Controversial Muslim Assigned To Taskforce

    LONDON: A controversial Muslim academic has been chosen by the Government to sit on a new taskforce designed to combat Islamic extremism. Professor Tariq Ramadan, who has been banned from the US and France, is a member of the Government’s working group on tackling extremism which met for the first time last week. Days after the July 7 bombings, right-wing newspapers described the decision to allow Prof Ramadan into the UK as utter madness. The Egyptian-born academic has been accused of supporting the use of violence – an allegation he refutes. Asked by an Italian magazine if car bombings against US forces in Iraq were justified, he was quoted as saying: Iraq was colonised by the Americans. Resistance against the army is just.

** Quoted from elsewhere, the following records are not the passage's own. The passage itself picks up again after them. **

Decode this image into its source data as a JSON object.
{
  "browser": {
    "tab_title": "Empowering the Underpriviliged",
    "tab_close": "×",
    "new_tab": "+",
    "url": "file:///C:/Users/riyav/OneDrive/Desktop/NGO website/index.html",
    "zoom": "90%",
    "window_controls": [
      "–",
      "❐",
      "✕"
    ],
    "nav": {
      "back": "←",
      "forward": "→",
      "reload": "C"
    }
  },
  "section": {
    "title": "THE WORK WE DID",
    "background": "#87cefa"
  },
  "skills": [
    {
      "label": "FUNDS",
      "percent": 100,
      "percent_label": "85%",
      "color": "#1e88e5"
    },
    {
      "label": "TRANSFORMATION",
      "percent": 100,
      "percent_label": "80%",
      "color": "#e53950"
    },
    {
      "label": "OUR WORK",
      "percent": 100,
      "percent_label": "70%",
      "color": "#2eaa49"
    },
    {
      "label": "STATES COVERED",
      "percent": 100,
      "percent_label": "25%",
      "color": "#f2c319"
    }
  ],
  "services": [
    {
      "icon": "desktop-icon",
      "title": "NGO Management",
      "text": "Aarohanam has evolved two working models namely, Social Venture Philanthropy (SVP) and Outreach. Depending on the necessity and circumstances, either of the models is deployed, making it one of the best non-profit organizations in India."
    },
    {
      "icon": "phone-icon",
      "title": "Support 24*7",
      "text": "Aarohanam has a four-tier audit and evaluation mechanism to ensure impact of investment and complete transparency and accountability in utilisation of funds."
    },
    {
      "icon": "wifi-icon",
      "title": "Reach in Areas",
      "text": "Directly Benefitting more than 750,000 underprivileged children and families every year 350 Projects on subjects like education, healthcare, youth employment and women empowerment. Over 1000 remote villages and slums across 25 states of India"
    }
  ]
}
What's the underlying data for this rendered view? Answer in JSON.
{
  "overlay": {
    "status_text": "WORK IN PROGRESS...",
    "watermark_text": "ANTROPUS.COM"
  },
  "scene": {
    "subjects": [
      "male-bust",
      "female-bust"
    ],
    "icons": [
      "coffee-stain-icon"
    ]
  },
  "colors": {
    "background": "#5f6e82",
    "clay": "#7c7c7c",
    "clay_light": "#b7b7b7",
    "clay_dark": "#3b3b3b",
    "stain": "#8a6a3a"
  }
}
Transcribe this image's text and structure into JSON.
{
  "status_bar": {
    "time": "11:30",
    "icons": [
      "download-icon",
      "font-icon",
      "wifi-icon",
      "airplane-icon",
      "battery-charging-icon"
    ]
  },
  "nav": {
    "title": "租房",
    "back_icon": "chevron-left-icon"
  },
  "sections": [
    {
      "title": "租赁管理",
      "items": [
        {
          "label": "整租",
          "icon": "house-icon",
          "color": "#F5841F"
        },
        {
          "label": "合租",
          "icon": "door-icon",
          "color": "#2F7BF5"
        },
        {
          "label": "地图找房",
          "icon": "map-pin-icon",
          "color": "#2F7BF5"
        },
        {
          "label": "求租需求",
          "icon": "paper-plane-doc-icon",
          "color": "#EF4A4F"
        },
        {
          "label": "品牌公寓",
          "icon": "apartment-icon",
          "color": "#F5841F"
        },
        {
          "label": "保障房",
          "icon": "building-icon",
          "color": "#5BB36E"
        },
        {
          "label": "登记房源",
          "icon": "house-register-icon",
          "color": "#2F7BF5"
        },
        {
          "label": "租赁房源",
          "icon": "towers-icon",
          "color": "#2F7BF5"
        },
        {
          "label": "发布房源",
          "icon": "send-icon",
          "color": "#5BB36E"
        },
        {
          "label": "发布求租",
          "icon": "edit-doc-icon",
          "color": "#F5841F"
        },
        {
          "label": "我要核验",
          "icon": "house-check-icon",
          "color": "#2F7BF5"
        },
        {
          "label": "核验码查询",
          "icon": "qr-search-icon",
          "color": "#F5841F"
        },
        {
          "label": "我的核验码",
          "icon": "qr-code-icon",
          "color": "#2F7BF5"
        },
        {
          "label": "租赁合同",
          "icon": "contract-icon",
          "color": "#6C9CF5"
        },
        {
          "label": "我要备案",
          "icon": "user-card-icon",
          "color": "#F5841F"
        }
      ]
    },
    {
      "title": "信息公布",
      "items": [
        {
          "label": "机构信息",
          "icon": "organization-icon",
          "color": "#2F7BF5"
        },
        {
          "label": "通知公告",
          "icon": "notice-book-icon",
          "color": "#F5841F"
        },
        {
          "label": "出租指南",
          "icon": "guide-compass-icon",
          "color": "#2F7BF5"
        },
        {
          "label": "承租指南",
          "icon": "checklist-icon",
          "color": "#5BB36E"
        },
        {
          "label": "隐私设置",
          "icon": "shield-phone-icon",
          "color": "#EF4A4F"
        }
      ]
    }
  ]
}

But speaking in London on July 24, Prof Ramadan said: What happens sometimes in the name of Islam has nothing to do with our religion and we have to say it and we have to condemn it. We condemn terrorists, but I really think we have to do something more to promote the right education and to say where this is wrong. The new working group will report to Home Secretary Charles Clarke and Prime Minister Tony Blair by the end of September on the way to prevent British Muslims turning towards violence and extremism. Last year the Department of Homeland Security revoked Prof Ramadan’s visa nine days before he was due to take up a professorship in the US, claiming he had endorsed terrorist activity. A Home Office spokeswoman said: We haven’t yet agreed the final make-up of the working group and are not able to confirm its membership.